For a while they sat without speaking—Deedee focused on the careful gathering and weaving of Ava’s hair, Kit focused on the diligent mangling of her
own fingernails. Paused in these poses of rumination, they seemed to be putting on a performance, acting out the sense of longing and regret that suited their invented narrative of thwarted hopes.
But you ended up staying anyway, Ava prompted, breaking the silence.
Of course they had stayed. They had stayed because they had never really dreamed about leaving home or doing something else with their lives. They had never wanted to.
That we did, baby girl, Deedee said, patting the finished braid against Ava’s nape. That we did.
Did you stay because of Grandma?
You could say that, yes.
Something else was troubling me now. By this point in the visit I’d have expected my mother to make an appearance, shuffling into the kitchen to say hello to her granddaughter, but there was still no sign of her.
Where is Ma? I asked suddenly.
In her room, Deedee said, not looking at me. She’s taking her nap.

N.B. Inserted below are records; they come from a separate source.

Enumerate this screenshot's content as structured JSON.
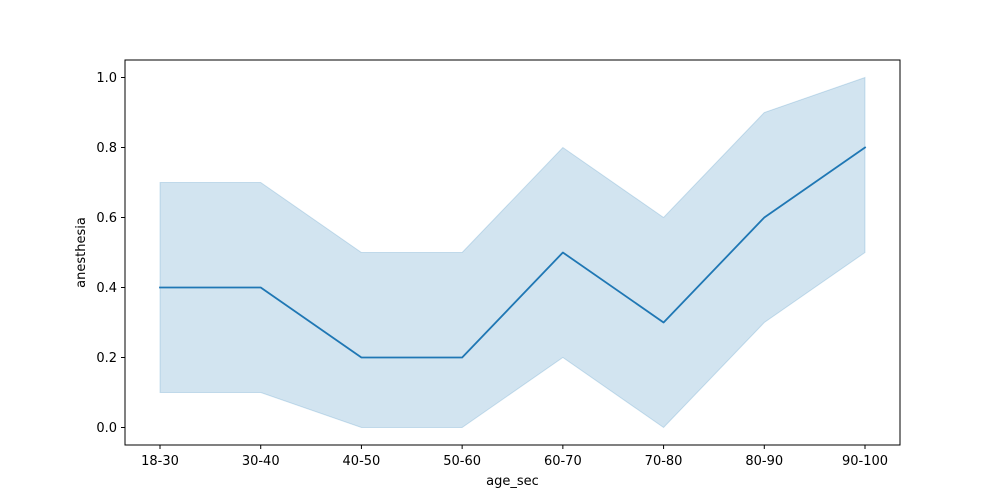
{
  "chart_data": {
    "type": "line",
    "title": "",
    "xlabel": "age_sec",
    "ylabel": "anesthesia",
    "categories": [
      "18-30",
      "30-40",
      "40-50",
      "50-60",
      "60-70",
      "70-80",
      "80-90",
      "90-100"
    ],
    "series": [
      {
        "name": "anesthesia",
        "values": [
          0.4,
          0.4,
          0.2,
          0.2,
          0.5,
          0.3,
          0.6,
          0.8
        ],
        "ci_lower": [
          0.1,
          0.1,
          0.0,
          0.0,
          0.2,
          0.0,
          0.3,
          0.5
        ],
        "ci_upper": [
          0.7,
          0.7,
          0.5,
          0.5,
          0.8,
          0.6,
          0.9,
          1.0
        ]
      }
    ],
    "yticks": [
      "0.0",
      "0.2",
      "0.4",
      "0.6",
      "0.8",
      "1.0"
    ],
    "ylim": [
      -0.05,
      1.05
    ],
    "grid": false,
    "legend": "none",
    "colors": {
      "line": "#1f77b4",
      "band": "#1f77b4"
    }
  }
}
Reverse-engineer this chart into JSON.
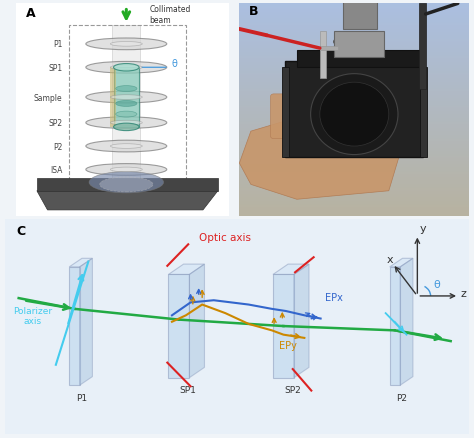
{
  "fig_width": 4.74,
  "fig_height": 4.39,
  "dpi": 100,
  "bg_color": "#f0f4f8",
  "panel_A": {
    "label": "A",
    "components": [
      "P1",
      "SP1",
      "Sample",
      "SP2",
      "P2",
      "ISA"
    ],
    "y_positions": [
      8.1,
      7.0,
      5.6,
      4.4,
      3.3,
      2.2
    ],
    "arrow_color": "#22aa22",
    "collimated_text": "Collimated\nbeam",
    "theta_color": "#4499dd",
    "theta_label": "θ",
    "cylinder_face": "#88ccbb",
    "cylinder_edge": "#338877",
    "lens_face": "#cccccc",
    "lens_edge": "#888888",
    "base_face": "#555555",
    "isa_face": "#778899"
  },
  "panel_B": {
    "label": "B",
    "bg_color_top": "#aac0e0",
    "bg_color_bot": "#b8b0a0"
  },
  "panel_C": {
    "label": "C",
    "bg": "#e8f0f8",
    "optic_axis_color": "#dd2222",
    "optic_axis_label": "Optic axis",
    "polarizer_axis_color": "#44ccee",
    "polarizer_axis_label": "Polarizer\naxis",
    "EPx_color": "#3366cc",
    "EPx_label": "EPx",
    "EPy_color": "#cc8800",
    "EPy_label": "EPy",
    "beam_color": "#22aa44",
    "plate_face": "#b8d4ec",
    "plate_edge": "#8899bb",
    "axis_color": "#333333",
    "theta_arc_color": "#4499dd",
    "x_label": "x",
    "y_label": "y",
    "z_label": "z",
    "theta_label": "θ"
  }
}
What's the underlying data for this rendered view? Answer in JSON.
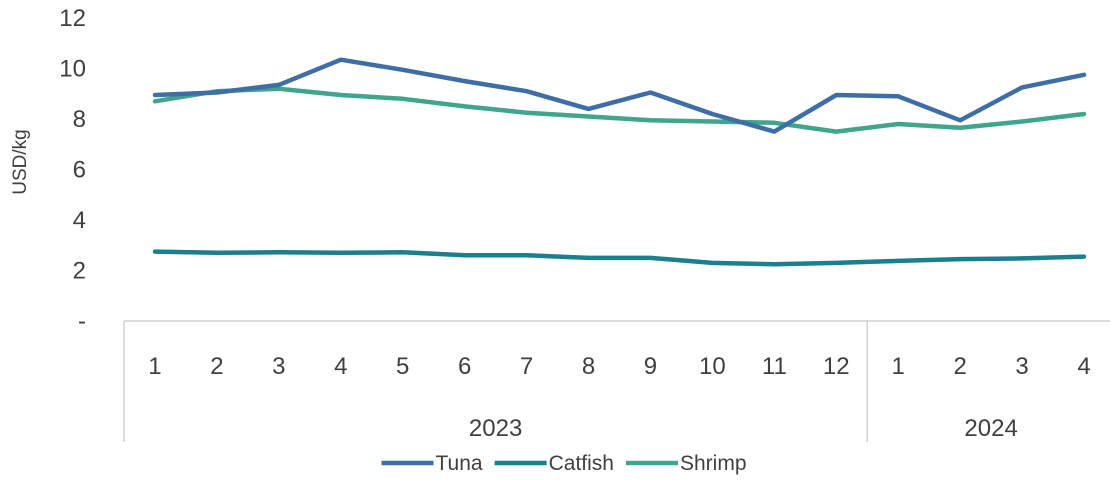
{
  "chart_data": {
    "type": "line",
    "title": "",
    "xlabel": "",
    "ylabel": "USD/kg",
    "ylim": [
      0,
      12
    ],
    "y_ticks": [
      {
        "value": 0,
        "label": "-"
      },
      {
        "value": 2,
        "label": "2"
      },
      {
        "value": 4,
        "label": "4"
      },
      {
        "value": 6,
        "label": "6"
      },
      {
        "value": 8,
        "label": "8"
      },
      {
        "value": 10,
        "label": "10"
      },
      {
        "value": 12,
        "label": "12"
      }
    ],
    "categories": [
      "1",
      "2",
      "3",
      "4",
      "5",
      "6",
      "7",
      "8",
      "9",
      "10",
      "11",
      "12",
      "1",
      "2",
      "3",
      "4"
    ],
    "groups": [
      {
        "label": "2023",
        "count": 12
      },
      {
        "label": "2024",
        "count": 4
      }
    ],
    "grid": false,
    "legend_position": "bottom",
    "series": [
      {
        "name": "Tuna",
        "color": "#3F6EA6",
        "values": [
          8.95,
          9.05,
          9.35,
          10.35,
          9.95,
          9.5,
          9.1,
          8.4,
          9.05,
          8.2,
          7.5,
          8.95,
          8.9,
          7.95,
          9.25,
          9.75
        ]
      },
      {
        "name": "Catfish",
        "color": "#1B7F8E",
        "values": [
          2.75,
          2.7,
          2.72,
          2.7,
          2.72,
          2.6,
          2.6,
          2.5,
          2.5,
          2.3,
          2.25,
          2.3,
          2.38,
          2.45,
          2.48,
          2.55
        ]
      },
      {
        "name": "Shrimp",
        "color": "#40A58D",
        "values": [
          8.7,
          9.1,
          9.2,
          8.95,
          8.8,
          8.5,
          8.25,
          8.1,
          7.95,
          7.9,
          7.85,
          7.5,
          7.8,
          7.65,
          7.9,
          8.2
        ]
      }
    ]
  }
}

This seemed wrong to me. Of course these days my mother slept a lot—even more than she used to—but for some reason I’d been sure that she would be awake when we came over. There had to be a reason for my certainty.
Doesn’t she have physical therapy today? I asked. Shouldn’t she be getting ready?
No, that’s Tuesdays and Thursdays.
Are you sure? I pressed. It’s always been Wednesdays and Fridays. When did it change?
It didn’t change, Kit said. We changed it.
But why?
Why do you care? Deedee asked. You’re not the one who brings her.
She had a point. They did do all the driving—after years of avoidance and crying fits when I tried to teach them, they’d both managed to pass their road tests on their third try after Ma started showing symptoms—but it wasn’t fair to say they did everything.
No, I just pay for it, I said.
Ava was watching us, her eyes following our volleys, her gaze uneasy. When she caught me looking at her she stared down at the table, her mouth suddenly small in her face.